PARIS, 30 décembre (Xinhua) -- La fusillade du 23 décembre à Paris devant un centre culturel kurde commise par un déséquilibré raciste a profondément heurté la communauté kurde de France. Celle-ci demeure persuadée que l'Etat français n'a pas assez cherché à assurer la protection des Kurdes menacés par la Turquie.
Ce jour-là, un homme de 69 ans, William Malet, a ouvert le feu peu avant midi dans le Xe arrondissement de Paris, au niveau du centre culturel kurde Ahmet Kaya. Trois personnes ont été tuées, trois autres ont été blessées. Parmi les morts, on compte une femme, la militante Emine Kara, et deux hommes, un chanteur kurde réfugié politique en France, et un habitué du Centre culturel.
UN SUSPECT DESEQUILIBRE CONNU DE LA POLICE POUR DES AGRESSIONS RACISTES
Le suspect, de nationalité française, est un conducteur de train à la retraite né en mars 1953 à Montreuil (Seine-Saint-Denis), domicilié à Paris. Il a été interpellé par la police et placé en garde à vue.

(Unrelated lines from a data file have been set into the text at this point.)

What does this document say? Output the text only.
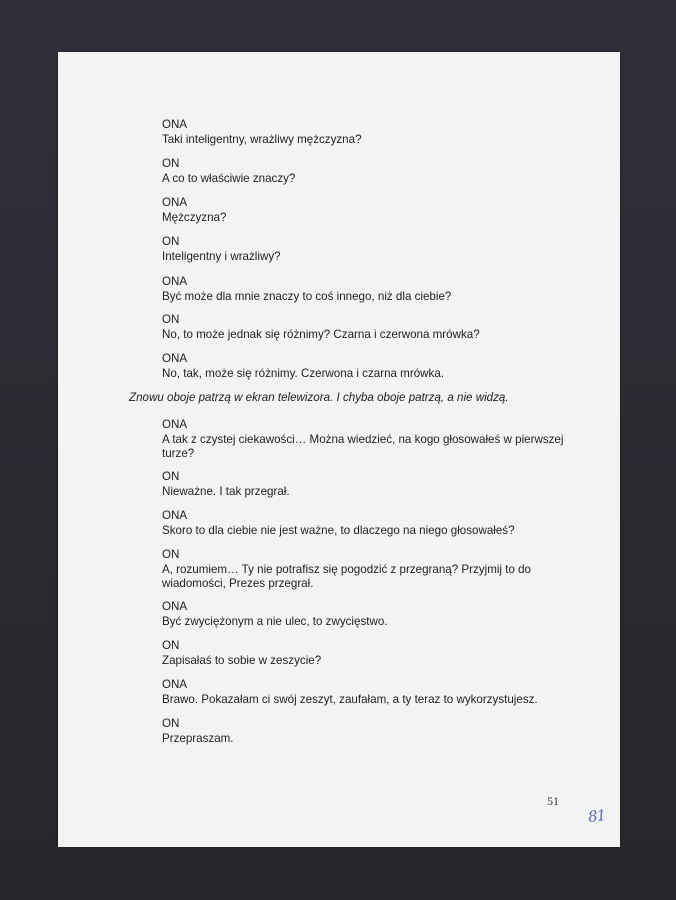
ONA
Taki inteligentny, wrażliwy mężczyzna?
ON
A co to właściwie znaczy?
ONA
Mężczyzna?
ON
Inteligentny i wrażliwy?
ONA
Być może dla mnie znaczy to coś innego, niż dla ciebie?
ON
No, to może jednak się różnimy? Czarna i czerwona mrówka?
ONA
No, tak, może się różnimy. Czerwona i czarna mrówka.
Znowu oboje patrzą w ekran telewizora. I chyba oboje patrzą, a nie widzą.
ONA
A tak z czystej ciekawości… Można wiedzieć, na kogo głosowałeś w pierwszej turze?
ON
Nieważne. I tak przegrał.
ONA
Skoro to dla ciebie nie jest ważne, to dlaczego na niego głosowałeś?
ON
A, rozumiem… Ty nie potrafisz się pogodzić z przegraną? Przyjmij to do wiadomości, Prezes przegrał.
ONA
Być zwyciężonym a nie ulec, to zwycięstwo.
ON
Zapisałaś to sobie w zeszycie?
ONA
Brawo. Pokazałam ci swój zeszyt, zaufałam, a ty teraz to wykorzystujesz.
ON
Przepraszam.
51
81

Une enquête ouverte par le parquet de Paris, pour chefs d'assassinats, d'homicides volontaires et de violences aggravées, a été confiée à la brigade criminelle de la police judiciaire.

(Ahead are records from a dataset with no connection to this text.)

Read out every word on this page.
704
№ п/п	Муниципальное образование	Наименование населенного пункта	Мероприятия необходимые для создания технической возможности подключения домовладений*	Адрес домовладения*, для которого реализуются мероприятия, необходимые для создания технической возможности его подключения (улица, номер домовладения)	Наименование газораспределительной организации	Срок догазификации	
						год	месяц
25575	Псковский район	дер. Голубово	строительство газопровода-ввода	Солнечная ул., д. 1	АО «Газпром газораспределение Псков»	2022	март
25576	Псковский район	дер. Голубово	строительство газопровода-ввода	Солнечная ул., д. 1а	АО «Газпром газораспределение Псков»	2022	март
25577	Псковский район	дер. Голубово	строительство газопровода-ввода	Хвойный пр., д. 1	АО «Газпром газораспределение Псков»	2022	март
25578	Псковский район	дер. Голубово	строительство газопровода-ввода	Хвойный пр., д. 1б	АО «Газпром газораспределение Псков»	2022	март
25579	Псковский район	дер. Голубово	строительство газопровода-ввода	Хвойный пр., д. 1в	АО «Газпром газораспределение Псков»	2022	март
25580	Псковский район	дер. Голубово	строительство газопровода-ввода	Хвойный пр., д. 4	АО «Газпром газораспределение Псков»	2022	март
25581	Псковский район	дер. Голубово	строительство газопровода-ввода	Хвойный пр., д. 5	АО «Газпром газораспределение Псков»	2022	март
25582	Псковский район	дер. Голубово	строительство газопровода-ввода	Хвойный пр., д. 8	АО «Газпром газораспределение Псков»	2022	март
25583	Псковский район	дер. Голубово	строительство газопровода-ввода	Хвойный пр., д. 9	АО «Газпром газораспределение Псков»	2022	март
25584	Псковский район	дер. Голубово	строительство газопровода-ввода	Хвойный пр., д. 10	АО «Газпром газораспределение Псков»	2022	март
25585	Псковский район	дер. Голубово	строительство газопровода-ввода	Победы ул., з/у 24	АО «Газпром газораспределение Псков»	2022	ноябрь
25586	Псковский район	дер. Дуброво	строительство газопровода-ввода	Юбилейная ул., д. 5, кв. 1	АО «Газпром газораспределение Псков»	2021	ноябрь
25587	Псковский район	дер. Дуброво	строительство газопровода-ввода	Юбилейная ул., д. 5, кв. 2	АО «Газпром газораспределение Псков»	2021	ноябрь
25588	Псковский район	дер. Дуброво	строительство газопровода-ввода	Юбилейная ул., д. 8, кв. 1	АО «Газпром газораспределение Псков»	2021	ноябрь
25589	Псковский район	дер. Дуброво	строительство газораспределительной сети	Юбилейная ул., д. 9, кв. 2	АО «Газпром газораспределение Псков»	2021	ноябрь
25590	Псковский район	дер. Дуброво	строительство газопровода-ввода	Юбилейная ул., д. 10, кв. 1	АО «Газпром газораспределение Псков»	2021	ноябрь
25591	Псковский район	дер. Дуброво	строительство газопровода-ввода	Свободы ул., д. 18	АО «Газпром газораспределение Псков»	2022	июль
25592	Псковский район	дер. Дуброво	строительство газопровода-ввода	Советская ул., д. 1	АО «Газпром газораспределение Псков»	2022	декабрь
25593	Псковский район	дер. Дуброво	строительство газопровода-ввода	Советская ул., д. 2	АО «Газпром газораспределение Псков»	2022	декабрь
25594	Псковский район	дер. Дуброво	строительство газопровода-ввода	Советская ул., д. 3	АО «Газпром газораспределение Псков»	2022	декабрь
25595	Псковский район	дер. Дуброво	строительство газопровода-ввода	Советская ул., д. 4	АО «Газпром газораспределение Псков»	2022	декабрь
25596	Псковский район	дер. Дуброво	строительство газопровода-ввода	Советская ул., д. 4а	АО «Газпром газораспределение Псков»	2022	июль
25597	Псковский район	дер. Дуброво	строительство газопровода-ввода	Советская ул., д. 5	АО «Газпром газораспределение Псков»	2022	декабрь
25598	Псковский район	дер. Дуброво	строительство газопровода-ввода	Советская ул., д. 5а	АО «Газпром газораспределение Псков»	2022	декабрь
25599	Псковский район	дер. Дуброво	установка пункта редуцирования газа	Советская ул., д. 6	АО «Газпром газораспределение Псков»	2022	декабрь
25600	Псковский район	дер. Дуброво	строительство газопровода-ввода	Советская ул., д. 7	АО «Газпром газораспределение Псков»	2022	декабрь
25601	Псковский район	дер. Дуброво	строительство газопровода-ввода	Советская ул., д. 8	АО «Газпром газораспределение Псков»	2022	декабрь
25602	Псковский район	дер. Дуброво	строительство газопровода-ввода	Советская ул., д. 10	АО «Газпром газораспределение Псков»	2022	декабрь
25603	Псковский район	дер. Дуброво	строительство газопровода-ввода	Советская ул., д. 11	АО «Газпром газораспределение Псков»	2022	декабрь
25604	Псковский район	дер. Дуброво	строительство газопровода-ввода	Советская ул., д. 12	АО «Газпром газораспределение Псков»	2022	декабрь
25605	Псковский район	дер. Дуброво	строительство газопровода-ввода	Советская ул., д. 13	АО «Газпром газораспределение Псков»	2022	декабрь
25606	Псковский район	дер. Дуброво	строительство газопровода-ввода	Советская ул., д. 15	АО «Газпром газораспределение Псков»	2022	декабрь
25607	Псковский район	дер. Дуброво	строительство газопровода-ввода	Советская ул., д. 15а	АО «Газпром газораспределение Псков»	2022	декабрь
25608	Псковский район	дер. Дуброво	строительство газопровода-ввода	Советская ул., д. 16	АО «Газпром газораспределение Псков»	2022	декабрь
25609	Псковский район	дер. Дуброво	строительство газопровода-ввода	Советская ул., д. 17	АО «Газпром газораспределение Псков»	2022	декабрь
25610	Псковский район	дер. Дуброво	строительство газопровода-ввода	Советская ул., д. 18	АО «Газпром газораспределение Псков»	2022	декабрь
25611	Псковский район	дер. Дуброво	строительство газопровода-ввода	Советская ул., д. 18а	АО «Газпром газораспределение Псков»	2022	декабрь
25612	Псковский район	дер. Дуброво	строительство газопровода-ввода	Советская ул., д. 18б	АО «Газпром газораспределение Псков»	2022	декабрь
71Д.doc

L'homme est notamment connu des services de police pour une tentative d'homicide en 2021. Le 8 décembre de cette année-là, il avait attaqué un campement de migrants dans le XIIe arrondissement avec un sabre en hurlant "mort aux migrants". Mis en examen, il avait été placé en détention provisoire avant d'être remis en liberté conditionnelle le 12 décembre 2022, au terme du délai légal d'un an de détention provisoire pour les faits visés. Sa libération avait été assortie d'un contrôle judiciaire lui interdisant de détenir des armes et l'obligeant à des soins psychiatriques.
Sa haine des étrangers comporterait, selon plusieurs analystes, une dimension qu'il qualifie lui-même de "pathologique", selon le communiqué du parquet le 25 décembre. Son propre père a déclaré à plusieurs médias que son fils était "complètement fou". Le suspect n'est affilié à aucune organisation d'extrême droite. Il a d'abord passé près de 24 heures à l'infirmerie psychiatrique de la préfecture de police de Paris, puis, au cours de sa garde à vue, il a longuement détaillé sa haine des étrangers non européens.
LA COLERE ET LES SOUPCONS DE LA COMMUNAUTE KURDE
Le ministre de l'Intérieur Gérald Darmanin s'est rendu le jour même sur les lieux de l'attaque. Une prise de parole qui n'a pas été appréciée de tous. Pour Agit Polat, porte-parole du Centre démocratique kurde de France, il "est venu tenir une conférence de presse sur les lieux de l'attentat, mais a refusé de nous parler ou de nous rencontrer".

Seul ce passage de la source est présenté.